About Me
I like building systems that talk to hardware, writing low-level code, and figuring out how stuff works behind the scenes.
How it started Link to heading
I got into programming in 8th grade with C, and later picked up C++ in high school. My first program was a calculator using switch statements. For my 12th grade CBSE board project, I made a text-based hotel management system in C++ with file handling. Got full marks for it. Around that time, I also built a basic chat app using Android Studio and Firebase just to try something new.
I’ve always been curious about how things work, from the video games I played as a kid to how data moves around in a computer. That curiosity pulled me into systems programming, embedded systems, and Linux. Eventually, that led me to ask deeper questions: “What’s the first thing that happens when I power on my system?” and “Where do all these bytes come from?” I wanted to trace every byte from hardware power-on through bootloaders, firmware, and into the kernel.
Where I’m at Link to heading
I’m currently doing my PhD in Computer Engineering at Virginia Tech, taking Advanced Linux Kernel Programming and working on research involving LLVM and program reachability analysis.
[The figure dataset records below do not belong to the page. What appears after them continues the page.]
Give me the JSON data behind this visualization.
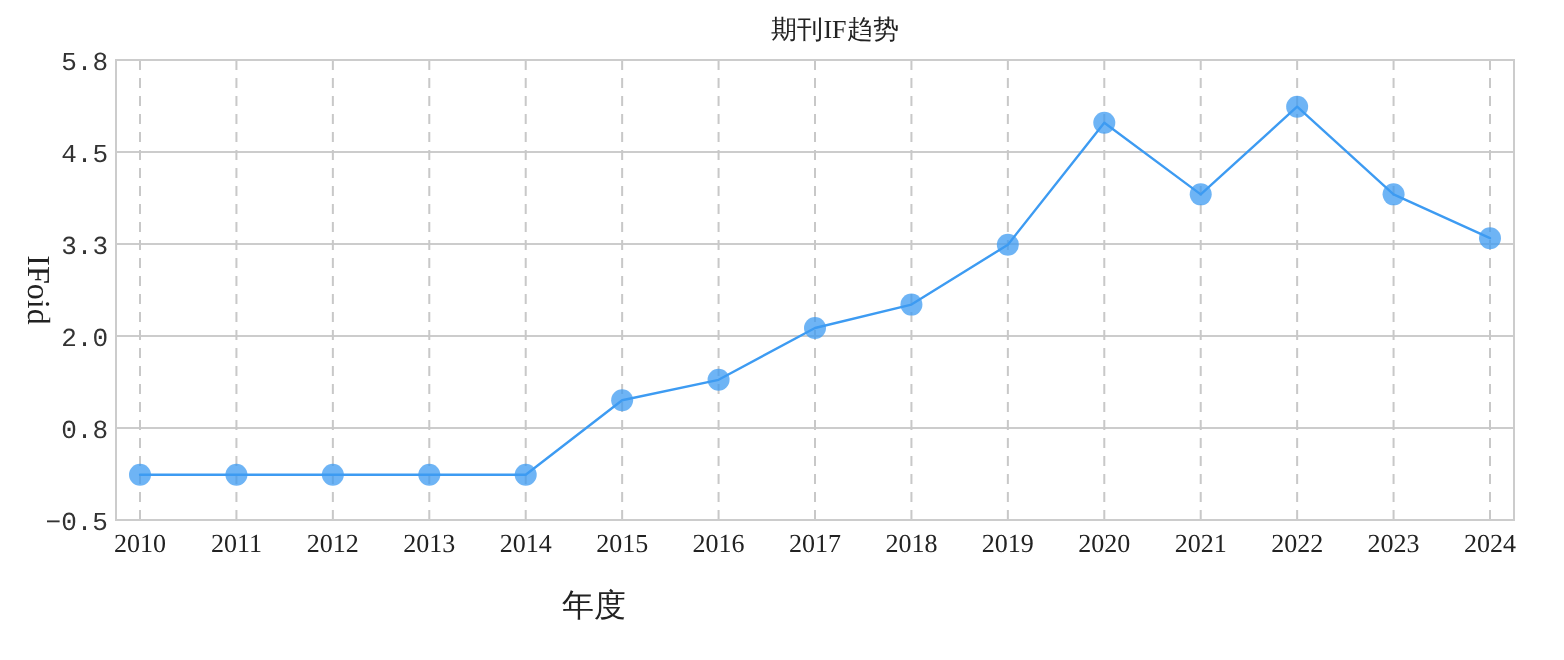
{
  "chart_data": {
    "type": "line",
    "title": "期刊IF趋势",
    "xlabel": "年度",
    "ylabel": "IFoid",
    "categories": [
      "2010",
      "2011",
      "2012",
      "2013",
      "2014",
      "2015",
      "2016",
      "2017",
      "2018",
      "2019",
      "2020",
      "2021",
      "2022",
      "2023",
      "2024"
    ],
    "series": [
      {
        "color": "#3d9bf2",
        "values": [
          0.12,
          0.12,
          0.12,
          0.12,
          0.12,
          1.14,
          1.42,
          2.13,
          2.45,
          3.27,
          4.94,
          3.96,
          5.16,
          3.96,
          3.36
        ]
      }
    ],
    "ylim": [
      -0.5,
      5.8
    ],
    "yticks": [
      -0.5,
      {
        "value": 0.76,
        "label": "0.8"
      },
      {
        "value": 2.02,
        "label": "2.0"
      },
      {
        "value": 3.28,
        "label": "3.3"
      },
      {
        "value": 4.54,
        "label": "4.5"
      },
      5.8
    ],
    "grid": true,
    "marker": "circle",
    "line_style": "solid"
  }
}
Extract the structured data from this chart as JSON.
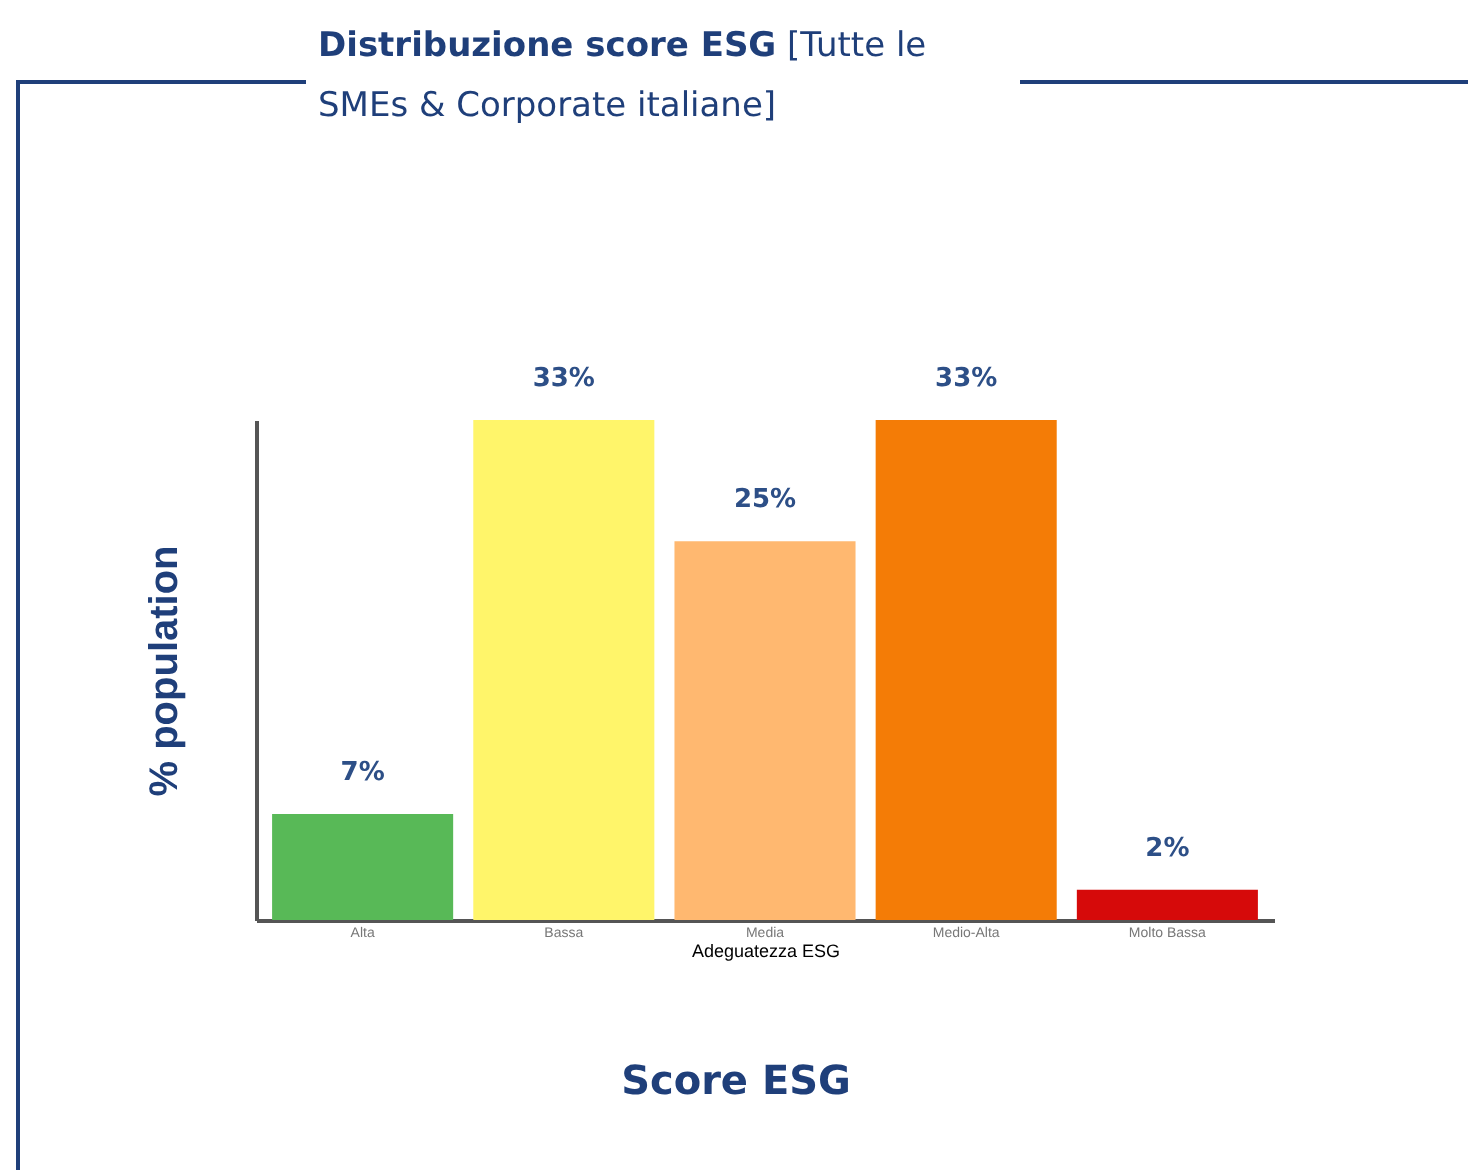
{
  "chart_data": {
    "type": "bar",
    "title": "Distribuzione score ESG",
    "subtitle": "[Tutte le SMEs & Corporate italiane]",
    "xlabel": "Adeguatezza ESG",
    "ylabel": "% population",
    "annotations": [
      "Score ESG"
    ],
    "categories": [
      "Alta",
      "Bassa",
      "Media",
      "Medio-Alta",
      "Molto Bassa"
    ],
    "values": [
      7,
      33,
      25,
      33,
      2
    ],
    "colors": [
      "#58b957",
      "#fff56a",
      "#ffb870",
      "#f47c06",
      "#d60a0a"
    ],
    "value_labels": [
      "7%",
      "33%",
      "25%",
      "33%",
      "2%"
    ],
    "tick_labels": "x",
    "grid": false
  }
}
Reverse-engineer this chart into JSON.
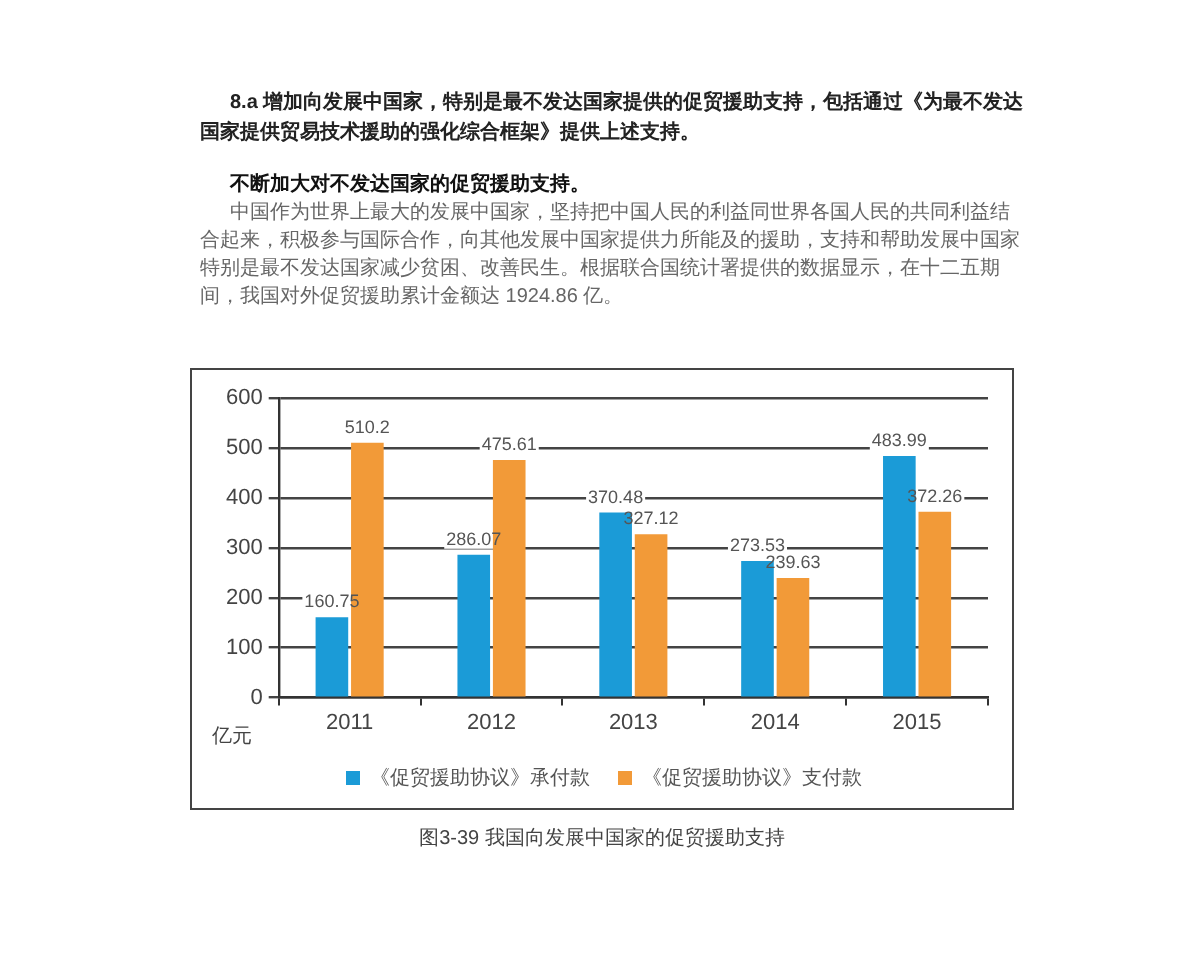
{
  "chart_data": {
    "type": "bar",
    "title": "8.a 增加向发展中国家，特别是最不发达国家提供的促贸援助支持，包括通过《为最不发达国家提供贸易技术援助的强化综合框架》提供上述支持。",
    "subtitle": "不断加大对不发达国家的促贸援助支持。",
    "annotations": [
      "中国作为世界上最大的发展中国家，坚持把中国人民的利益同世界各国人民的共同利益结合起来，积极参与国际合作，向其他发展中国家提供力所能及的援助，支持和帮助发展中国家特别是最不发达国家减少贫困、改善民生。根据联合国统计署提供的数据显示，在十二五期间，我国对外促贸援助累计金额达 1924.86 亿。",
      "图3-39 我国向发展中国家的促贸援助支持"
    ],
    "ylabel": "亿元",
    "categories": [
      "2011",
      "2012",
      "2013",
      "2014",
      "2015"
    ],
    "series": [
      {
        "name": "《促贸援助协议》承付款",
        "color": "#1b9bd7",
        "values": [
          160.75,
          286.07,
          370.48,
          273.53,
          483.99
        ]
      },
      {
        "name": "《促贸援助协议》支付款",
        "color": "#f29a38",
        "values": [
          510.2,
          475.61,
          327.12,
          239.63,
          372.26
        ]
      }
    ],
    "ylim": [
      0,
      600
    ],
    "yticks": [
      0,
      100,
      200,
      300,
      400,
      500,
      600
    ],
    "grid": "y",
    "legend": "bottom",
    "data_labels": true
  }
}
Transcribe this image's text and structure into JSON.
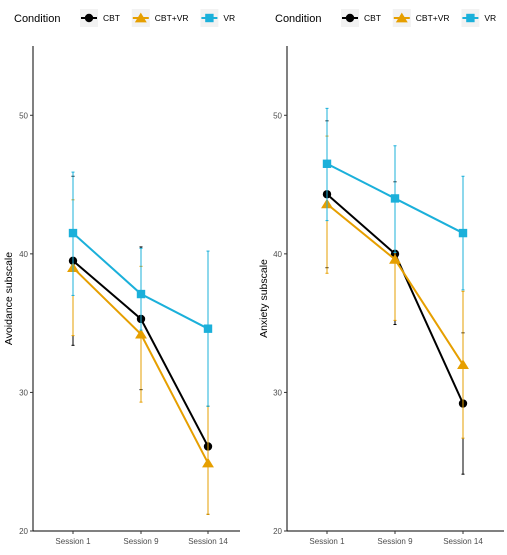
{
  "chart_data": [
    {
      "type": "line",
      "title": "",
      "xlabel": "",
      "ylabel": "Avoidance subscale",
      "categories": [
        "Session 1",
        "Session 9",
        "Session 14"
      ],
      "ylim": [
        20,
        55
      ],
      "yticks": [
        20,
        30,
        40,
        50
      ],
      "legend": {
        "title": "Condition",
        "placement": "top"
      },
      "series": [
        {
          "name": "CBT",
          "color": "#000000",
          "marker": "circle",
          "values": [
            39.5,
            35.3,
            26.1
          ],
          "err_low": [
            33.4,
            30.2,
            21.2
          ],
          "err_high": [
            45.6,
            40.5,
            29.0
          ]
        },
        {
          "name": "CBT+VR",
          "color": "#E69F00",
          "marker": "triangle",
          "values": [
            39.0,
            34.2,
            24.9
          ],
          "err_low": [
            34.1,
            29.3,
            21.2
          ],
          "err_high": [
            43.9,
            39.1,
            29.0
          ]
        },
        {
          "name": "VR",
          "color": "#1BB0DA",
          "marker": "square",
          "values": [
            41.5,
            37.1,
            34.6
          ],
          "err_low": [
            37.0,
            34.5,
            29.0
          ],
          "err_high": [
            45.9,
            40.4,
            40.2
          ]
        }
      ]
    },
    {
      "type": "line",
      "title": "",
      "xlabel": "",
      "ylabel": "Anxiety subscale",
      "categories": [
        "Session 1",
        "Session 9",
        "Session 14"
      ],
      "ylim": [
        20,
        55
      ],
      "yticks": [
        20,
        30,
        40,
        50
      ],
      "legend": {
        "title": "Condition",
        "placement": "top"
      },
      "series": [
        {
          "name": "CBT",
          "color": "#000000",
          "marker": "circle",
          "values": [
            44.3,
            40.0,
            29.2
          ],
          "err_low": [
            39.0,
            34.9,
            24.1
          ],
          "err_high": [
            49.6,
            45.2,
            34.3
          ]
        },
        {
          "name": "CBT+VR",
          "color": "#E69F00",
          "marker": "triangle",
          "values": [
            43.6,
            39.6,
            32.0
          ],
          "err_low": [
            38.6,
            35.2,
            26.7
          ],
          "err_high": [
            48.5,
            44.0,
            37.3
          ]
        },
        {
          "name": "VR",
          "color": "#1BB0DA",
          "marker": "square",
          "values": [
            46.5,
            44.0,
            41.5
          ],
          "err_low": [
            42.4,
            40.1,
            37.4
          ],
          "err_high": [
            50.5,
            47.8,
            45.6
          ]
        }
      ]
    }
  ]
}
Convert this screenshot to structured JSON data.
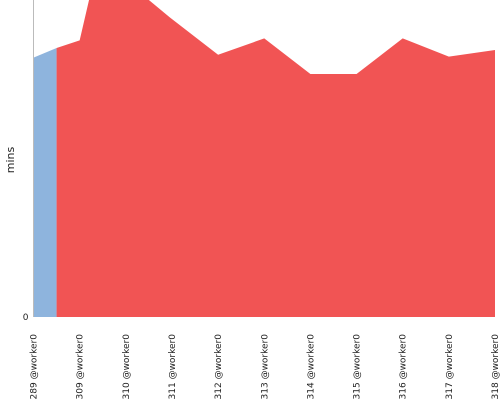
{
  "chart_data": {
    "type": "area",
    "ylabel": "mins",
    "yticks": [
      {
        "value": 0,
        "label": "0"
      }
    ],
    "ylim": [
      0,
      33
    ],
    "x_labels": [
      "#289 @worker0",
      "#309 @worker0",
      "#310 @worker0",
      "#311 @worker0",
      "#312 @worker0",
      "#313 @worker0",
      "#314 @worker0",
      "#315 @worker0",
      "#316 @worker0",
      "#317 @worker0",
      "#318 @worker0"
    ],
    "segments": [
      {
        "color": "#8eb4dd",
        "points": [
          [
            0,
            27
          ],
          [
            0.5,
            28
          ]
        ]
      },
      {
        "color": "#f15454",
        "points": [
          [
            0.5,
            28
          ],
          [
            1,
            28.8
          ],
          [
            1.3,
            35
          ],
          [
            2,
            35
          ],
          [
            2.95,
            31.2
          ],
          [
            4,
            27.3
          ],
          [
            5,
            29
          ],
          [
            6,
            25.3
          ],
          [
            7,
            25.3
          ],
          [
            8,
            29
          ],
          [
            9,
            27.1
          ],
          [
            10,
            27.8
          ]
        ]
      }
    ]
  }
}
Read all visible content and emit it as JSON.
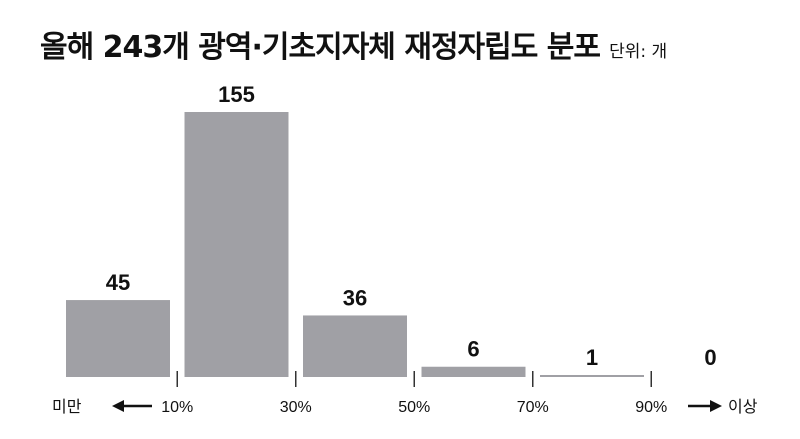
{
  "title": "올해 243개 광역·기초지자체 재정자립도 분포",
  "unit_label": "단위: 개",
  "chart_data": {
    "type": "bar",
    "title": "올해 243개 광역·기초지자체 재정자립도 분포",
    "unit": "단위: 개",
    "categories": [
      "10% 미만",
      "10%~30%",
      "30%~50%",
      "50%~70%",
      "70%~90%",
      "90% 이상"
    ],
    "values": [
      45,
      155,
      36,
      6,
      1,
      0
    ],
    "x_ticks": [
      "10%",
      "30%",
      "50%",
      "70%",
      "90%"
    ],
    "left_label": "미만",
    "right_label": "이상",
    "ylim": [
      0,
      155
    ],
    "grid": false,
    "legend": "none",
    "bar_color": "#a0a0a5",
    "axis_color": "#333333"
  }
}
I’ve made changes to Syzkaller to fuzz eBPF kfuncs, contributed patches to the kernel (including AMDGPU), and reverse engineer undocumented USB devices.
My path into low-level systems came through embedded work with microcontrollers, writing UEFI applications, and studying bootloaders. I wanted complete transparency into how systems boot and initialize hardware, which naturally led me to kernel-level driver development.
Outside of school, I’m deep in GPU driver development, specifically working with AMD’s amdgpu kernel driver. I’ve been exploring AMD’s display driver subsystem and looking at potential contributions through their TODO list.
I also like designing open-source hardware, building stuff with Verilog, and setting up ridiculous things in my homelab. I’m documenting my technical rabbit holes here - deep dives into topics like GPU driver internals, boot processes, and hardware reverse engineering.
What I want to do Link to heading
- Join AMD’s kernel team and contribute meaningfully to GPU driver development
- Get more patches into the Linux kernel and eventually maintain a subsystem
- Explore x86_64 architecture deeply using QEMU + OVMF for complete boot process transparency
- Build and release open-source hardware platforms that are actually usable
- Speak at Linux and open hardware conferences
- Set up a powerful homelab and fully automated AI-controlled house (something like J.A.R.V.I.S.)
- Own a cockatiel and an overly attached cat
This site is mostly here to document stuff I work on. If you’re into kernels, embedded systems, GPU drivers, or hardware-software weirdness, feel free to stick around!